At least one member of a board that oversees a youth program in Coahoma County said he has no interest in serving as an advisor.
However, the five members of the Coahoma County Board of Supervisors, which funds the program, is nearly unanimous in their belief that the board should only serve as advisors and any final decisions should rest with them.
The Coahoma County Youth Outreach board has been in existence since 2012 and was given the task of putting a youth and enrichment program together for the community. The program has been located at the Expo Center in Clarksdale since 2014.
However, members of the board have recently questioned whether they serve simply as advisors to the county supervisors or have authority to make all decisions.
“The commission was tasked with creating this program and we’ve done what we’re supposed to. The marching orders should come from downtown,” said Oliver Clark, who chairs the CCYO board.
However, board member Al Jones, who was the chair when the program first started, said, “I don’t want to serve on an advisory committee.”

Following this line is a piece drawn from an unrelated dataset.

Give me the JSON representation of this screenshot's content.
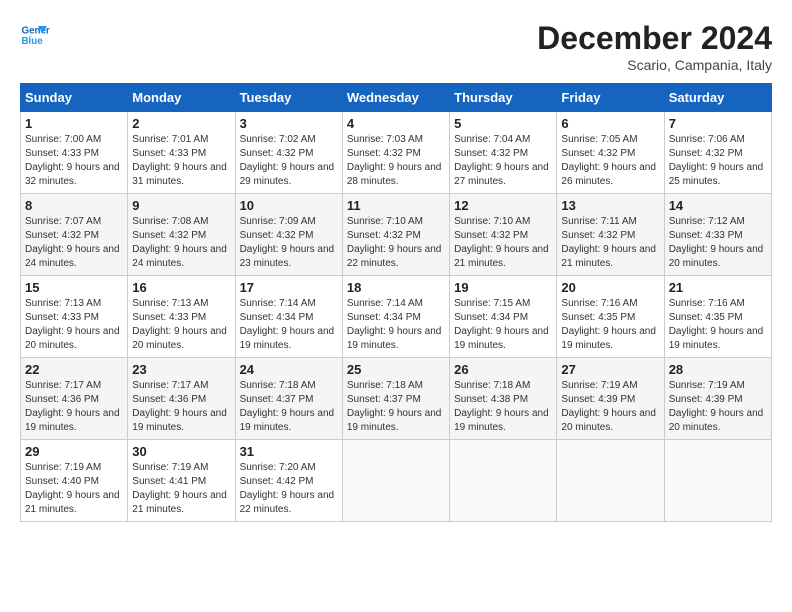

Both Clark and County Administrator Morgan Wood said there are liability issues at play. She said since the county government funds the CCYO program, it could be found liable if the CCYO board had more authority than an advisory committee if something went wrong.
Wood cited the organization’s bylaws where it says, “The Coahoma County Youth Outreach Project is hereby established to conduct, maintain, and plan a system of supervised recreation and enrichment programs in the County of Coahoma under the control of the Board of Supervisors.”
During Thursday’s meeting, Kendrick Travis, who serves as the director of the CCYO, questioned which board he reports to.
“Did you all talk to your representatives?” Travis asked. “The bylaws can be changed. The bylaws should be changed.”
Four of the five county supervisors believe the board serves merely as advisors. District 5 supervisor Will Young said he did not have enough information to say what the board’s role was.
“I appreciate what they have done and do,” Young said. “It’s a non-paying position. Whatever they’re doing, in my opinion, they’re doing it, it’s for the right reasons. They’re putting the kids’ interest at heart. It’s a thankless job.”
Board president Paul Pearson said the board started out as an advisory board from the get-go.
“We had an advisory board with a group of individuals before we ever even had the place. We had people on the advisory board helping us find a location and search to start this program. We didn’t even have a place at one point,” he said.
Pearson said the CCYO board could function independently in the future, but it is currently an advisory board.
District 4 representative Johnny Newson agreed.
“The CCYO board is basically a board that advises us to the needs of the organization, recreation department,” Newson said. “We make the final decision, whether it’s monetary, whether it’s termination or whatever. We give them the authority to actually implement programs and make sure the organization is running smoothly, but as far as actually terminating someone or making budgetary changes of that nature, that has to come before us.”
Newson said he appreciated what the CCYO board does and its suggestions are taken to heart.
“I don’t see where is the big confusion of what their duties are,” he said. “Maybe we need to spell it out and have a joint meeting about what it is at the same time so all of us will have an understanding as to what their duties are.”
District 3 representative Derrell Washington echoed the comments of his other supervisors.
“From my understanding, it’s an advisory board,” he said. “Anything that has come up on that board, it always has to be approved by the board of supervisors. Since I’ve been on the board, anything that has come up with the CCYO, the Board of Supervisors has the final say.”
District 2 representative Pat Davis said while he believes the CCYO board serves as an advisory board, he also encouraged discussion on the matter.
“I think any decisions on money have to be approved by the Board of Supervisors,” Davis said. “I am sure we could all talk. If there’s a misunderstanding, we need to get it straight.”
The members of the board, in addition to Jones and Clark, are Rosalyn Griffin, LaTonja Stone, Barbara Jakes, Roosevelt Greenwood, Chico White and Wilhelmenia Newson. Two seats from District 1, which would be appointed by Pearson, are currently vacant.
After discussion during Thursday’s meeting, the CCYO board adjourned until it received further direction on what its role is. Jones said he would attend the next Board of Supervisors meeting, which was held Wednesday afternoon, April 17.